I'm experimenting my distributed clustering algorithm (implemented with MPI) on 24 computers that I set up as a cluster using BCCD (Bootable Cluster CD) that can be downloaded at http://bccd.net/.
I've written a batch program to run my experiment that consists in running my algorithm several times varying the number of nodes and the size of the input data.
I want to know the amount of data used in the MPI communications for each run of my algorithm so I can see how the amount of data changes when varying the previous mentioned parameters. And I want to do all this automatically using a batch program.
Someone told me to use tcpdump, but I found some difficulties in this approach.
First, I don't know how to call tcpdump in my batch program (which is written in C++ using the command system for making calls) before each run of my algorithm, since tcpdump requires another terminal to run in parallel with my application. And I can't run tcpdump in another computer since the network uses a switch.
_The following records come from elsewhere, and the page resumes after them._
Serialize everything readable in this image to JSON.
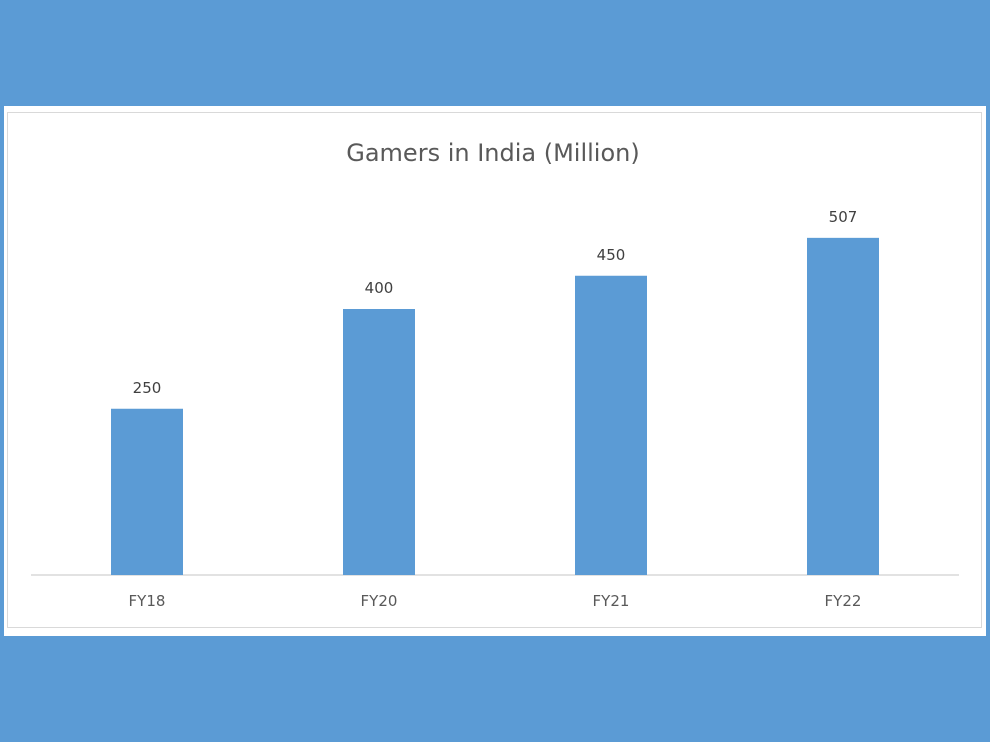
{
  "chart_data": {
    "type": "bar",
    "title": "Gamers in India (Million)",
    "categories": [
      "FY18",
      "FY20",
      "FY21",
      "FY22"
    ],
    "values": [
      250,
      400,
      450,
      507
    ],
    "xlabel": "",
    "ylabel": "",
    "ylim": [
      0,
      600
    ],
    "grid": false,
    "legend": "none",
    "bar_color": "#5b9bd5",
    "background_color": "#5b9bd5"
  }
}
So I need to run it on the master node.
Second, I saw the traffic with tcpdump while my experiment was going on and I couldn't figure out what was the port used by MPI. It seems to use many ports. I wanted to know that for filtering the packages.
Third, I tried capturing whole packages and saving it to a file using tcpdump and in a few seconds the file was 3,5MB. But my whole experiment takes 2 days. So the final log file will be huge if I follow this approach.
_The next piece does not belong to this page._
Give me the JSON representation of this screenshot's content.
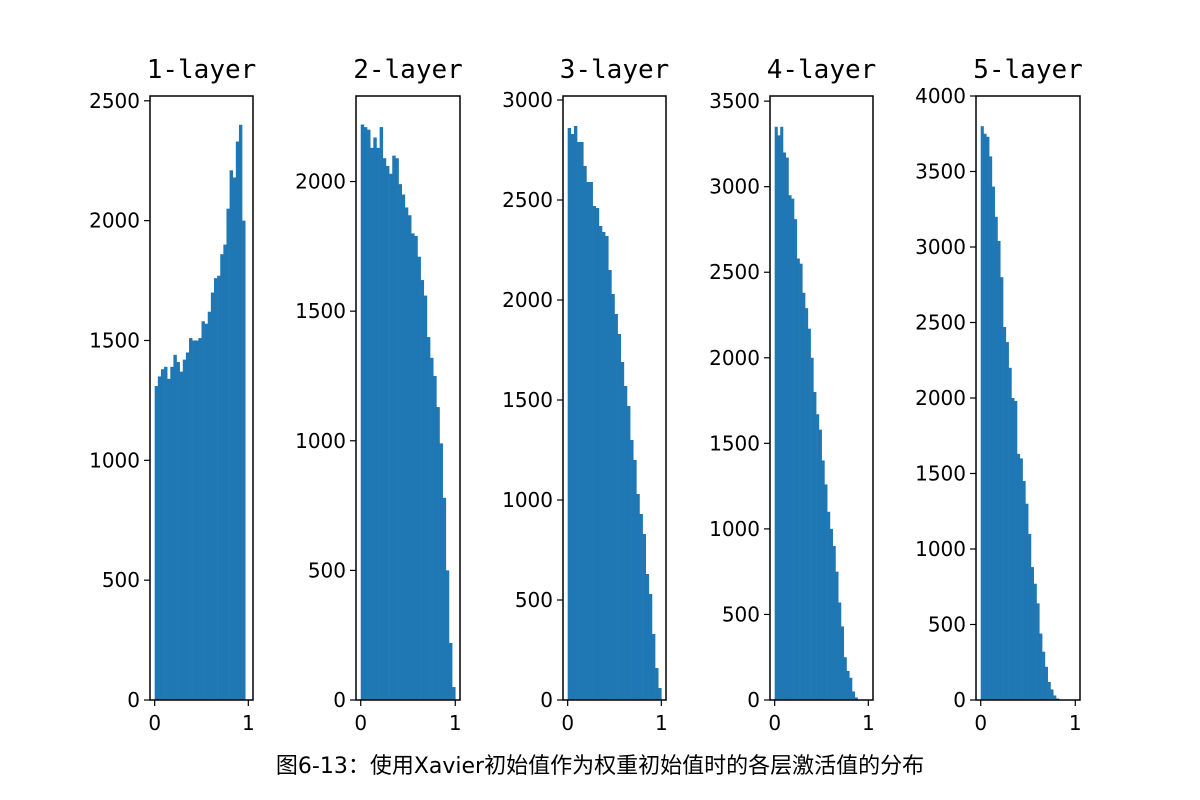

The ideal approach would be to capture just the size field in the header of the packages and sum this up to obtain the total amount of data transmitted. In that way the logfile would be much smaller than if I were capturing the whole package. But I don't know how to do it.
Another restriction is that I don't have access to the computer disc. So I only have the RAM and my 4GB USB Flash drive. So I can't have huge logfiles.
I have already thought about using some MPI tracing or profiling tool such as those mentioned at http://www.open-mpi.org/faq/?category=perftools. I have only tested Sun Performance Analyzer until now. The problem is that I guess it will be difficult to install those tools on BCCD and maybe even impossible. In addtion to that, this tool will make my experiment take longer to end, sice it adds overhead. But if someone is familiar with BCCD and think it is a good choice to use one of those tools, so please let me know.
Hope someone have a solution.
Implementations like tcpdump won't work if there are multi-core nodes which use shard memory to communicate, anyway.
Using something like MPE is almost certainly the way to go. Those tools add very little overhead, and some overhead is always going to be necessary if you want to count messages. You can use mpitrace to write out every MPI call, and parse the resulting text file yourself. By the way, note that MPE is explicitly discussed on the bccd website. MPICH2 comes with MPE built in, but it can be compiled for any implementation. I've only found a very modest overhead for MPE.
IPM is another nice tool that does counting of messages and sizes; you should be able either parse the XML output, or use the postprocessing tools and just manually integrate the graphs (say either bytes_rx/bytes_tx by rank, or the message buffer size/count graph). The overhead for IPM is even less than for MPE, and mostly comes after the program's finished running to do the file I/O.
If you were really super worried about the overhead with either of these approaches, you could always write your own MPI wrappers using the profiling interface that wrapped MPI_Send, MPI_Recv, etc, and just counted # of bytes sent and recieved for each process, and output only that total at the end.